Legislative Recap: What You Need to Know About the First Week of the 2017 Session

As the first week of Iowa's 2017 legislative session comes to a close, River to River host Ben Kieffer checks in with Iowa Public Radio statehouse correspondent Joyce Russell to get an idea of what's on tap in the Iowa House and Senate.

Proposal to change confirmation process

With Governor Terry Branstad nominated by President-elect Donald Trump to be the next U.S. Ambassador to China, Lieutenant Governor Kim Reynolds is in line to take over the governorship. When she does, Reynolds will become Iowa’s first female governor, leaving a vacancy in the lieutenant governor position.

Iowa is one of 42 states that does not require a lieutenant governor to be confirmed by the legislature – something Democratic lawmaker, State Senator Tony Bisignano (D-Des Moines) would like to see changed.

Bisignano introduced a bill this week that would require a simple majority vote by the Iowa House and Senate to confirm any potential lieutenant governor.

“With the Republicans in charge, there’s no way Kim Reynolds' choice [for lieutenant governor] could be voted down, but it could give Democrats a chance to stand up and maybe say some not good things about them,” Russell says, “and that’s why it doesn’t seem likely to me that Republicans are going to go along with this.”

Planned Parenthood funding

Planned Parenthood currently receives a federal-state match of Medicaid dollars. (While the funding goes towards family planning services only and does not fund abortion procedures, Planned Parenthood does provide abortions.)

In the past, Republicans have tried to eliminate funding to the family-planning organization through budget bills, but with a majority in the House and Senate, 2017 might be the year Planned Parenthood loses funding in Iowa.

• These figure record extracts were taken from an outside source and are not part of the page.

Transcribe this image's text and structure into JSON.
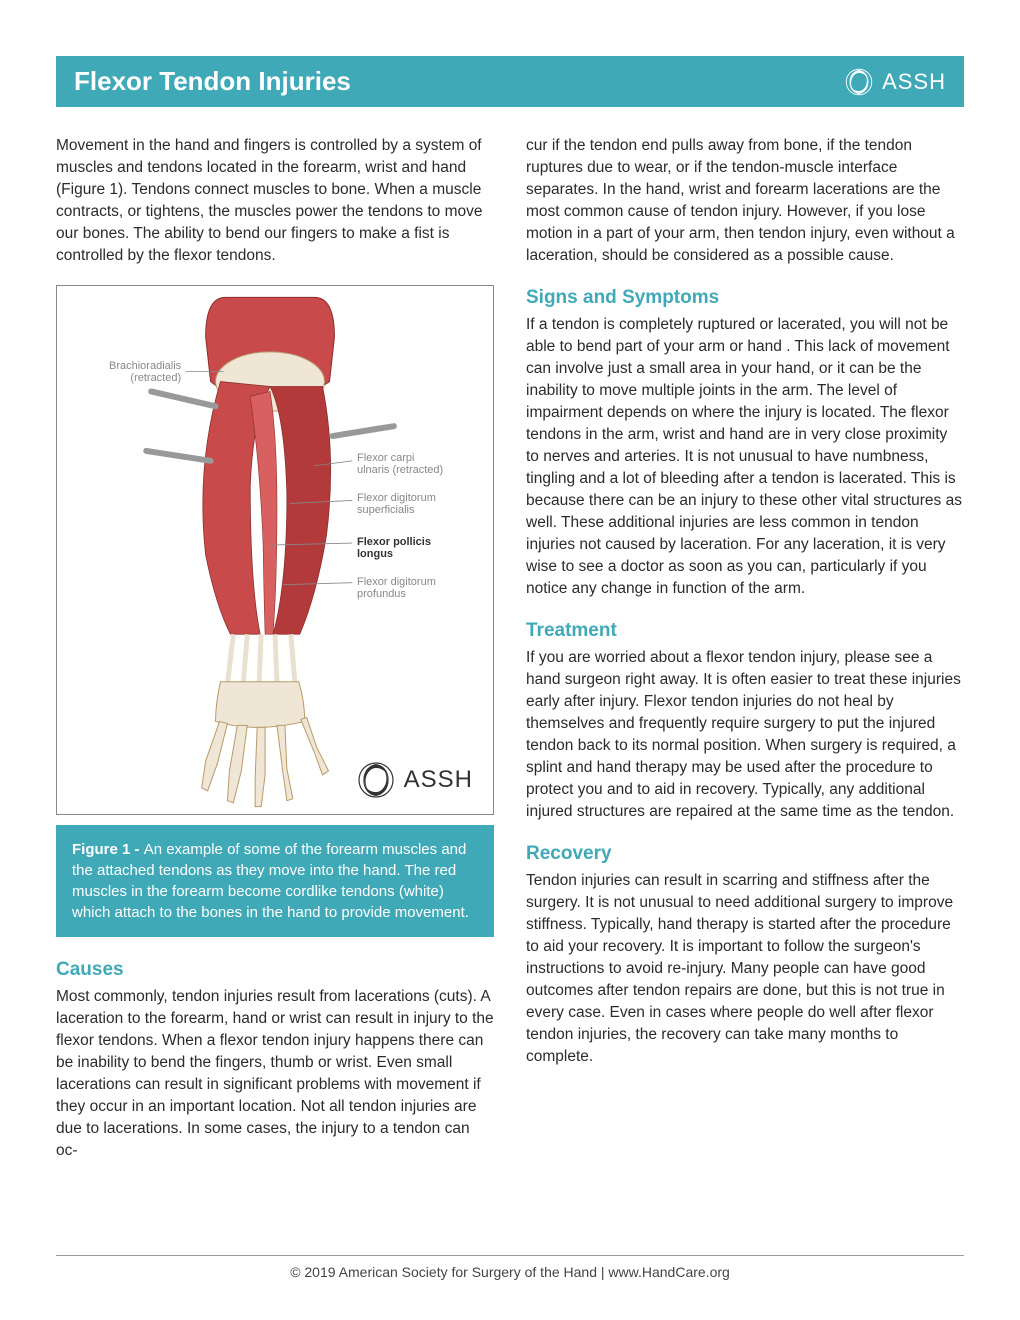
{
  "header": {
    "title": "Flexor Tendon Injuries",
    "logo_text": "ASSH"
  },
  "colors": {
    "accent": "#3fa9b8",
    "text": "#2b2b2b",
    "label_gray": "#888888",
    "muscle": "#c84a4a",
    "bone": "#efe6d6",
    "outline": "#7a5a3a"
  },
  "intro": "Movement in the hand and fingers is controlled by a system of muscles and tendons located in the forearm, wrist and hand (Figure 1). Tendons connect muscles to bone. When a muscle contracts, or tightens, the muscles power the tendons to move our bones.  The ability to bend our fingers to make a fist is controlled by the flexor tendons.",
  "figure": {
    "caption_bold": "Figure 1 - ",
    "caption": "An example of some of the forearm muscles and the attached tendons as they move into the hand.  The red muscles in the forearm become cordlike tendons (white) which attach to the bones in the hand to provide movement.",
    "labels": {
      "brachioradialis": "Brachioradialis\n(retracted)",
      "flexor_carpi": "Flexor carpi\nulnaris (retracted)",
      "flexor_dig_sup": "Flexor digitorum\nsuperficialis",
      "flexor_pollicis": "Flexor pollicis\nlongus",
      "flexor_dig_prof": "Flexor digitorum\nprofundus"
    },
    "logo_text": "ASSH"
  },
  "sections": {
    "causes": {
      "heading": "Causes",
      "body": "Most commonly, tendon injuries result from lacerations (cuts).  A laceration to the forearm, hand or wrist can result in injury to the flexor tendons.  When a flexor tendon injury happens there can be inability to bend the fingers, thumb or wrist. Even small lacerations can result in significant problems with movement if they occur in an important location.  Not all tendon injuries are due to lacerations.  In some cases, the injury to a tendon can oc-"
    },
    "causes_cont": "cur if the tendon end pulls away from bone, if the tendon ruptures due to wear, or if the tendon-muscle interface separates.  In the hand, wrist and forearm lacerations are the most common cause of tendon injury.  However, if you lose motion in a part of your arm, then tendon injury, even without a laceration, should be considered as a possible cause.",
    "signs": {
      "heading": "Signs and Symptoms",
      "body": "If a tendon is completely ruptured or lacerated, you will not be able to bend part of your arm or hand .  This lack of movement can involve just a small area in your hand, or it can be the inability to move multiple joints in the arm. The level of impairment depends on where the injury is located.  The flexor tendons in the arm, wrist and hand are in very close proximity to nerves and arteries.  It is not unusual to have numbness, tingling and a lot of bleeding after a tendon is lacerated. This is because there can be an injury to these other vital structures as well.  These additional injuries are less common in tendon injuries not caused by laceration.  For any laceration, it is very wise to see a doctor as soon as you can, particularly if you notice any change in function of the arm."
    },
    "treatment": {
      "heading": "Treatment",
      "body": "If you are worried about a flexor tendon injury, please see a hand surgeon right away.  It is often easier to treat these injuries early after injury.  Flexor tendon injuries do not heal by themselves and frequently require surgery to put the injured tendon back to its normal position.  When surgery is required, a splint and hand therapy may be used after the procedure to protect you and to aid in recovery. Typically, any additional injured structures are repaired at the same time as the tendon."
    },
    "recovery": {
      "heading": "Recovery",
      "body": "Tendon injuries can result in scarring and stiffness after the surgery.  It is not unusual to need additional surgery to improve stiffness.  Typically, hand therapy is started after the procedure to aid your recovery.  It is important to follow the surgeon's instructions to avoid re-injury.  Many people can have good outcomes after tendon repairs are done, but this is not true in every case.  Even in cases where people do well after flexor tendon injuries, the recovery can take many months to complete."
    }
  },
  "footer": "© 2019 American Society for Surgery of the Hand | www.HandCare.org"
}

Governor Branstad unveiled a proposal this week that would cost Iowa millions of federal dollars typically slated for family planning services. His plan to make up for the loss includes tapping a federal block grant that currently goes towards adoption, foster care, and other social services. Critics say it’s sacrificing federal money, since Iowa could instead receive $3 million in federal Medicaid funding.

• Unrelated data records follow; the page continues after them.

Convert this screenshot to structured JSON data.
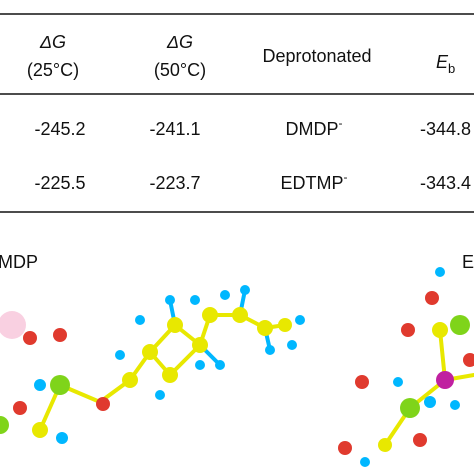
{
  "table": {
    "headers": [
      {
        "symbol": "ΔG",
        "condition": "(25°C)"
      },
      {
        "symbol": "ΔG",
        "condition": "(50°C)"
      },
      {
        "text": "Deprotonated"
      },
      {
        "symbol": "E",
        "subscript": "b"
      }
    ],
    "rows": [
      [
        "-245.2",
        "-241.1",
        {
          "name": "DMDP",
          "charge": "-"
        },
        "-344.8"
      ],
      [
        "-225.5",
        "-223.7",
        {
          "name": "EDTMP",
          "charge": "-"
        },
        "-343.4"
      ]
    ]
  },
  "panels": [
    {
      "label": "MDP"
    },
    {
      "label": "E"
    }
  ]
}
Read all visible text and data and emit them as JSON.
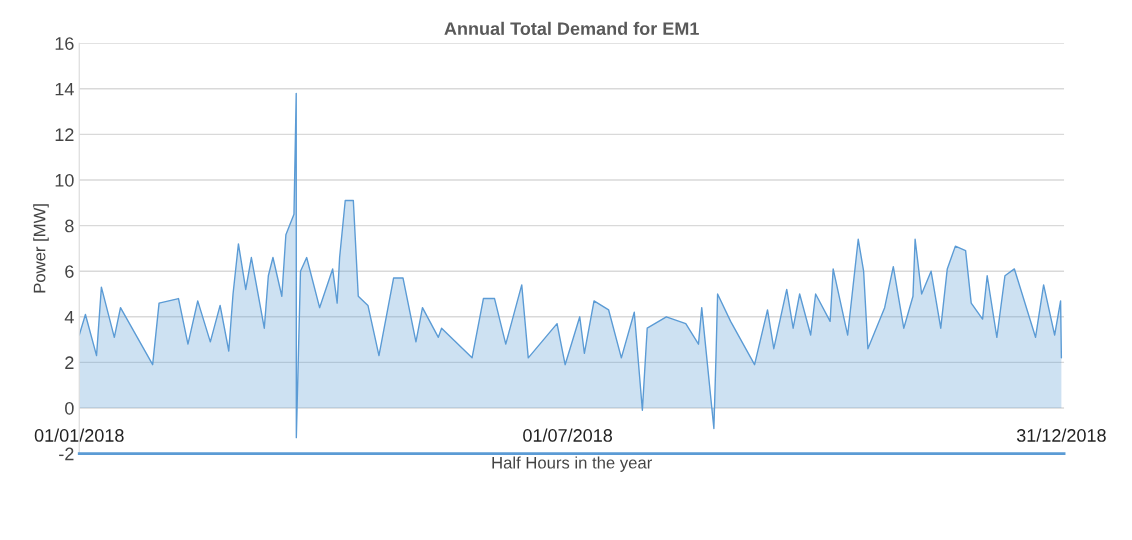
{
  "chart_data": {
    "type": "area",
    "title": "Annual Total Demand for EM1",
    "xlabel": "Half Hours in the year",
    "ylabel": "Power [MW]",
    "x": [
      "2018-01-01T00:00",
      "2018-01-03T07:00",
      "2018-01-07T10:00",
      "2018-01-09T05:00",
      "2018-01-14T00:00",
      "2018-01-16T07:00",
      "2018-01-28T05:00",
      "2018-01-30T14:00",
      "2018-02-06T19:00",
      "2018-02-10T07:00",
      "2018-02-13T22:00",
      "2018-02-18T14:00",
      "2018-02-22T05:00",
      "2018-02-25T10:00",
      "2018-02-27T00:00",
      "2018-03-01T00:00",
      "2018-03-03T17:00",
      "2018-03-05T19:00",
      "2018-03-10T14:00",
      "2018-03-12T02:00",
      "2018-03-13T19:00",
      "2018-03-17T02:00",
      "2018-03-18T14:00",
      "2018-03-21T14:00",
      "2018-03-22T10:00",
      "2018-03-22T11:00",
      "2018-03-24T00:00",
      "2018-03-26T07:00",
      "2018-03-31T02:00",
      "2018-04-04T22:00",
      "2018-04-06T14:00",
      "2018-04-07T12:00",
      "2018-04-09T14:00",
      "2018-04-12T14:00",
      "2018-04-14T10:00",
      "2018-04-18T00:00",
      "2018-04-22T02:00",
      "2018-04-27T12:00",
      "2018-05-01T00:00",
      "2018-05-05T19:00",
      "2018-05-08T05:00",
      "2018-05-14T02:00",
      "2018-05-15T07:00",
      "2018-05-26T14:00",
      "2018-05-30T19:00",
      "2018-06-03T22:00",
      "2018-06-08T02:00",
      "2018-06-14T00:00",
      "2018-06-16T10:00",
      "2018-06-27T02:00",
      "2018-06-30T02:00",
      "2018-07-05T12:00",
      "2018-07-07T05:00",
      "2018-07-10T19:00",
      "2018-07-16T05:00",
      "2018-07-20T22:00",
      "2018-07-25T17:00",
      "2018-07-28T17:00",
      "2018-07-30T12:00",
      "2018-08-06T14:00",
      "2018-08-13T19:00",
      "2018-08-18T12:00",
      "2018-08-19T17:00",
      "2018-08-24T05:00",
      "2018-08-25T00:00",
      "2018-08-25T14:00",
      "2018-08-30T10:00",
      "2018-09-08T07:00",
      "2018-09-13T02:00",
      "2018-09-15T10:00",
      "2018-09-20T05:00",
      "2018-09-22T14:00",
      "2018-09-25T00:00",
      "2018-09-29T02:00",
      "2018-09-30T22:00",
      "2018-10-06T07:00",
      "2018-10-07T10:00",
      "2018-10-12T19:00",
      "2018-10-16T17:00",
      "2018-10-18T17:00",
      "2018-10-20T07:00",
      "2018-10-26T12:00",
      "2018-10-29T17:00",
      "2018-11-02T14:00",
      "2018-11-06T00:00",
      "2018-11-06T19:00",
      "2018-11-09T05:00",
      "2018-11-12T17:00",
      "2018-11-16T07:00",
      "2018-11-18T17:00",
      "2018-11-21T17:00",
      "2018-11-25T12:00",
      "2018-11-27T14:00",
      "2018-12-01T19:00",
      "2018-12-03T12:00",
      "2018-12-07T02:00",
      "2018-12-10T02:00",
      "2018-12-13T14:00",
      "2018-12-21T10:00",
      "2018-12-24T10:00",
      "2018-12-28T12:00",
      "2018-12-30T17:00",
      "2018-12-31T00:00"
    ],
    "series": [
      {
        "color": "#5b9bd5",
        "values": [
          3.2,
          4.1,
          2.3,
          5.3,
          3.1,
          4.4,
          1.9,
          4.6,
          4.8,
          2.8,
          4.7,
          2.9,
          4.5,
          2.5,
          5.0,
          7.2,
          5.2,
          6.6,
          3.5,
          5.8,
          6.6,
          4.9,
          7.6,
          8.5,
          13.8,
          -1.3,
          6.0,
          6.6,
          4.4,
          6.1,
          4.6,
          6.6,
          9.1,
          9.1,
          4.9,
          4.5,
          2.3,
          5.7,
          5.7,
          2.9,
          4.4,
          3.1,
          3.5,
          2.2,
          4.8,
          4.8,
          2.8,
          5.4,
          2.2,
          3.7,
          1.9,
          4.0,
          2.4,
          4.7,
          4.3,
          2.2,
          4.2,
          -0.1,
          3.5,
          4.0,
          3.7,
          2.8,
          4.4,
          -0.9,
          2.3,
          5.0,
          3.8,
          1.9,
          4.3,
          2.6,
          5.2,
          3.5,
          5.0,
          3.2,
          5.0,
          3.8,
          6.1,
          3.2,
          7.4,
          6.0,
          2.6,
          4.4,
          6.2,
          3.5,
          4.9,
          7.4,
          5.0,
          6.0,
          3.5,
          6.1,
          7.1,
          6.9,
          4.6,
          3.9,
          5.8,
          3.1,
          5.8,
          6.1,
          3.1,
          5.4,
          3.2,
          4.7,
          2.2
        ]
      }
    ],
    "xlim": [
      "2018-01-01",
      "2019-01-01"
    ],
    "xticks": [
      {
        "value": "2018-01-01",
        "label": "01/01/2018"
      },
      {
        "value": "2018-07-01",
        "label": "01/07/2018"
      },
      {
        "value": "2018-12-31",
        "label": "31/12/2018"
      }
    ],
    "ylim": [
      -2,
      16
    ],
    "yticks": [
      -2,
      0,
      2,
      4,
      6,
      8,
      10,
      12,
      14,
      16
    ],
    "grid": "y",
    "legend": false
  }
}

“I don’t see anything that’s going to stop this, although Planned Parenthood is gearing up for a fight over it,” Russell says.

Firearms law

State Senator Bill Dix (R-Shell Rock), majority leader in the Iowa Senate, introduced an amendment to the Iowa Constitution that clarifies the right to bear arms.

The amendment would go further than the U.S. Constitution in defining the right to bear arms, by prohibiting mandatory registration and licensing to acquire a firearm.

“But, you know, a constitutional amendment doesn’t happen overnight,” says Russell. “It would have to pass both the House and Senate, two successive general assemblies, and then it goes for a vote of the people. So this would be down the line, but with a Republican majority, it looks like it’s probably going to pass.”

Also on this News Buzz edition of the show:

Press Citizen and Des Moines Register reporter Jeff Charis-Carlson explains how deep budget cuts may impact higher education; the Animal Legal Defense Fund ranks Iowa second-worst in the nation when it comes to animal legal protection; IPR’s Sarah Boden explains concerns voiced in Iowa Chief Justice Mark Cady’s Condition of the Judiciary address; a sociologist at Iowa State University talks about new research on homicidal thinking; and four-time Olympian swimmer Jason Lezak talks with Ben Kieffer ahead of his visit to Iowa.